The key question to think about is how much sharing is possible, and how much copying is required. An immutable value may be safely shared by many different parts of a program, where a mutable value in the same context would have to be defensively copied over and over, at a cost of both time and space. On the other hand, if a value needs to be edited, in the sense of having many small mutations made to it, then a mutable value may be more efficient, because it doesn’t require the whole value to be copied on every edit.

But even when an immutable value needs to be heavily edited, it may still be possible to design it in a way that exploits sharing in order to reduce copying. For example, if you have an immutable string that is a million characters long, editing a single character in the middle of the string seems to require copying all the unchanged characters too. But a clever `string` implementation might internally share the unchanged regions of characters before and after the edit, so that even though you get a new `string` object as a result of the edit, it actually occupies very little additional memory space. We will see an example of this kind of implementation in a few classes, when we talk about abstract data types. This kind of internal sharing is only possible because of immutability.

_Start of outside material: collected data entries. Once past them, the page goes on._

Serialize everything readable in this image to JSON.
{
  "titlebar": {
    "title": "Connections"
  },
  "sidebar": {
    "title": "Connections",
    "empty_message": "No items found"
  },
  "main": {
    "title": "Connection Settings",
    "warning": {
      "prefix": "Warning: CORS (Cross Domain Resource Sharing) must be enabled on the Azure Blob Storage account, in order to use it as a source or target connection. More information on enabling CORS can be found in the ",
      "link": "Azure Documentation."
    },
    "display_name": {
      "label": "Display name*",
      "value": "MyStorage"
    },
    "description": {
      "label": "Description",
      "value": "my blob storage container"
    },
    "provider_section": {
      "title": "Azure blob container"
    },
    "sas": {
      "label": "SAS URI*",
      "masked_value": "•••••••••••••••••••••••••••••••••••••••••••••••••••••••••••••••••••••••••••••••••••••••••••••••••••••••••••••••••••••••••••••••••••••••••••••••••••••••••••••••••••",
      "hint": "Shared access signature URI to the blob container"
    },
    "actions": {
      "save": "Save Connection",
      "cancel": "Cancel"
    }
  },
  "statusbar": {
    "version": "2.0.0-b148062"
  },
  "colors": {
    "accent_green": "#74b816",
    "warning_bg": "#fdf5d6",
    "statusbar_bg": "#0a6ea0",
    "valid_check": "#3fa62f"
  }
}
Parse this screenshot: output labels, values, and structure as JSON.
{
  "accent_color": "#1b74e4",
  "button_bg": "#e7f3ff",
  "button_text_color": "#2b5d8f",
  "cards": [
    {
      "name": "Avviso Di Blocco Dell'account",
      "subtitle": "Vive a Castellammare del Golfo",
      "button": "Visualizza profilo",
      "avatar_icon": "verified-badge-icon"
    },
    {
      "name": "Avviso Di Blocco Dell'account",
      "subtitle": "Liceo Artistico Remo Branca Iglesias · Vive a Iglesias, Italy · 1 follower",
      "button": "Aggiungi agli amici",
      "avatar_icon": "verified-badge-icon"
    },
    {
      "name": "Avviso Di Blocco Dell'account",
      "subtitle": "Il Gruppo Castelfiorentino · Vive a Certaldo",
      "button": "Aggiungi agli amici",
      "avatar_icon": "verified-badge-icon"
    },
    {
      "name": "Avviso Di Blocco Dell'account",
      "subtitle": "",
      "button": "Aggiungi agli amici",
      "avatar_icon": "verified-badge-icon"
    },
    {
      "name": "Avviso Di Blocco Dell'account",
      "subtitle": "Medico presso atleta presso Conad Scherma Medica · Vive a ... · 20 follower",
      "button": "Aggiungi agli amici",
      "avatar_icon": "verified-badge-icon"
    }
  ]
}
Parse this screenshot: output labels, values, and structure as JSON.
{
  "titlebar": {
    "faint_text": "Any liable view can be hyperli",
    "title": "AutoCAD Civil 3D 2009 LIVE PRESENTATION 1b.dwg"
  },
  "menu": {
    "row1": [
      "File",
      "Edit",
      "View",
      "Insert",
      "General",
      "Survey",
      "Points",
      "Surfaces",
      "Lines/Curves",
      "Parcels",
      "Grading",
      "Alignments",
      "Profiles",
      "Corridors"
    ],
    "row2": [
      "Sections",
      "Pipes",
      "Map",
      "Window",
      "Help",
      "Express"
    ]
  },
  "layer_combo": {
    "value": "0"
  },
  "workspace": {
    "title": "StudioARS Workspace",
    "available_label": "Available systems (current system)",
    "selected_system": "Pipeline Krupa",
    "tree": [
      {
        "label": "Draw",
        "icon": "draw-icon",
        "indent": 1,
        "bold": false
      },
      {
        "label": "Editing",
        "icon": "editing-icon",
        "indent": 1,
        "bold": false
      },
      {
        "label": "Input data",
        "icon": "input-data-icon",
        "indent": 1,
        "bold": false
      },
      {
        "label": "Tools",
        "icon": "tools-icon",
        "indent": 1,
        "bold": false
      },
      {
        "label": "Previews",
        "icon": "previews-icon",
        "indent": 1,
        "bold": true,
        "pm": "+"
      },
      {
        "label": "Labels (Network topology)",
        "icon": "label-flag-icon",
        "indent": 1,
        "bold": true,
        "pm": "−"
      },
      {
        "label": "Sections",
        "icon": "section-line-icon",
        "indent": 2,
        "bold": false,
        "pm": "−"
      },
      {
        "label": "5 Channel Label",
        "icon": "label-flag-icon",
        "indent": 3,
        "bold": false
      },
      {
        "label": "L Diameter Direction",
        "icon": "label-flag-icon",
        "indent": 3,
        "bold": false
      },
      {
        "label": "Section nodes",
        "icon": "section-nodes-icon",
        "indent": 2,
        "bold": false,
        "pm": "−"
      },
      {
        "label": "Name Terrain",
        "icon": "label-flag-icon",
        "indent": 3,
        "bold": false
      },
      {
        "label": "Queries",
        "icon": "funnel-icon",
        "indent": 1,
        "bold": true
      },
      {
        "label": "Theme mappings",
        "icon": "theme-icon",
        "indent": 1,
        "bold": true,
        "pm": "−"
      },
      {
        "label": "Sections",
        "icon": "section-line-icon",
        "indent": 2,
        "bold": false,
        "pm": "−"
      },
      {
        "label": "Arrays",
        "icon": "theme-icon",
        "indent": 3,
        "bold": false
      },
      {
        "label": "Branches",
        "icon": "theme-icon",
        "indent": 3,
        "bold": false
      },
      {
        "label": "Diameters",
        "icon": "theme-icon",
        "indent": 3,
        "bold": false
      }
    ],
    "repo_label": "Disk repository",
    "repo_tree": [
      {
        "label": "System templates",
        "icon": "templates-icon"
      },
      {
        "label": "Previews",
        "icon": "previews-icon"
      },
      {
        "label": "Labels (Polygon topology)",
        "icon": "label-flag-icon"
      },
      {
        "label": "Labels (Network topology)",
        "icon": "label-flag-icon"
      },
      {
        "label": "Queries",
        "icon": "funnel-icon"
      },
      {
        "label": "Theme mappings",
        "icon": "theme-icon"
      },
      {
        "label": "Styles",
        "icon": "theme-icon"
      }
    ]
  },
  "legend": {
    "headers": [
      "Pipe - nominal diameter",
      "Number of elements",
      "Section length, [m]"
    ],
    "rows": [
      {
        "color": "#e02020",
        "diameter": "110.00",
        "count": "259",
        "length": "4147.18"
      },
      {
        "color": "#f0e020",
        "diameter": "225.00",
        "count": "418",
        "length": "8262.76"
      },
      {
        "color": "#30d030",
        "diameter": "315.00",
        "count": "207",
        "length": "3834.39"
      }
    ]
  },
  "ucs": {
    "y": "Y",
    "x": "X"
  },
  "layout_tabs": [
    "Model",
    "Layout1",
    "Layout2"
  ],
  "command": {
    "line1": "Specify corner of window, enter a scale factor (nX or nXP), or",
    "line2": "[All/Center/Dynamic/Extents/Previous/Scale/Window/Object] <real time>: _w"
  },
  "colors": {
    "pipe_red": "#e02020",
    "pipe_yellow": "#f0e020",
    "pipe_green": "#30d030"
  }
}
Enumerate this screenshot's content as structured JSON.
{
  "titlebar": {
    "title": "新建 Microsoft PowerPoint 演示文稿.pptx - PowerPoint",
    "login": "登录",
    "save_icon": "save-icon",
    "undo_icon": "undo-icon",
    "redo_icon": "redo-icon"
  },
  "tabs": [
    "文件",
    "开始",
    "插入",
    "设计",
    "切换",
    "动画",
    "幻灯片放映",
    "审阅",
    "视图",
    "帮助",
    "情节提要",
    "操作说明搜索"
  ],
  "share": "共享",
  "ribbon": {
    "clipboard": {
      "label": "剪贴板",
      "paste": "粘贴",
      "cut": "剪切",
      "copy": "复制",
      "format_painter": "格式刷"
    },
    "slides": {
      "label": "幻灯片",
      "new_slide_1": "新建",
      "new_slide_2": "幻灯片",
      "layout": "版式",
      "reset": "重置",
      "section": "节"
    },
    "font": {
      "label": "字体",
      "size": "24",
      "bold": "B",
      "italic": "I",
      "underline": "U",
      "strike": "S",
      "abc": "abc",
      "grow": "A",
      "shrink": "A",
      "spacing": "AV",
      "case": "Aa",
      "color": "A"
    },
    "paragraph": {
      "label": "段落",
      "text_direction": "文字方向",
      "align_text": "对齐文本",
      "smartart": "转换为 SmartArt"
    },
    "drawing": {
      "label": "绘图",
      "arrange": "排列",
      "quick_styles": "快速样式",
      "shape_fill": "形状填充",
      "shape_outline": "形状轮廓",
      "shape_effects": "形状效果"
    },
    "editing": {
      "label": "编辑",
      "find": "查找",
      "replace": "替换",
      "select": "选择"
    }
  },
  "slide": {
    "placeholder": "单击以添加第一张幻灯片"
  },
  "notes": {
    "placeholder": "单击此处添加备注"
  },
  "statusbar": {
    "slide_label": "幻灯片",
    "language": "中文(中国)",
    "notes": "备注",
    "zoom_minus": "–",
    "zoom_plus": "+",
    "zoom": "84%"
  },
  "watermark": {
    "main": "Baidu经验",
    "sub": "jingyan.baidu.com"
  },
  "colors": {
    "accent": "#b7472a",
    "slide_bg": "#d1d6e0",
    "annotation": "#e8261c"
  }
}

The git object graph is another example of the benefit of sharing. Because commits are immutable, other commits can point to them without fear that they will become broken because the parent commit is modified (e.g. reverted or undone). Without immutability, this kind of structural sharing is impossible.

## Summary

In addition to the big idea of recursive data types, we saw in this reading:

• data type definitions: a powerful way to think about abstract types, particularly recursive ones
• functions over recursive data types: declared in the specification for the type, and implemented with one case per concrete variant
• immutable lists: a classic, canonical example of an immutable data type

As always, we ask how these ideas make our code safer from bugs, easier to understand, and more ready for change. Look again at the definition and implementation of `size` in `ImList`. The definition is little more than the mathematical definition of size. The code is little more than the definition, with some syntactic changes to placate the compiler.

If we examine the definitions for further methods — `isEmpty`, `contains`, etc. — in each case we see a safe, easy-to-read implementation waiting to be coded. Since we’ve taken the time to specify these operations, if we avoid rep exposure and maintain rep independence, we know our code is ready for change: different clients will be able to reuse our data type, and we will be able to update the implementation without breaking them.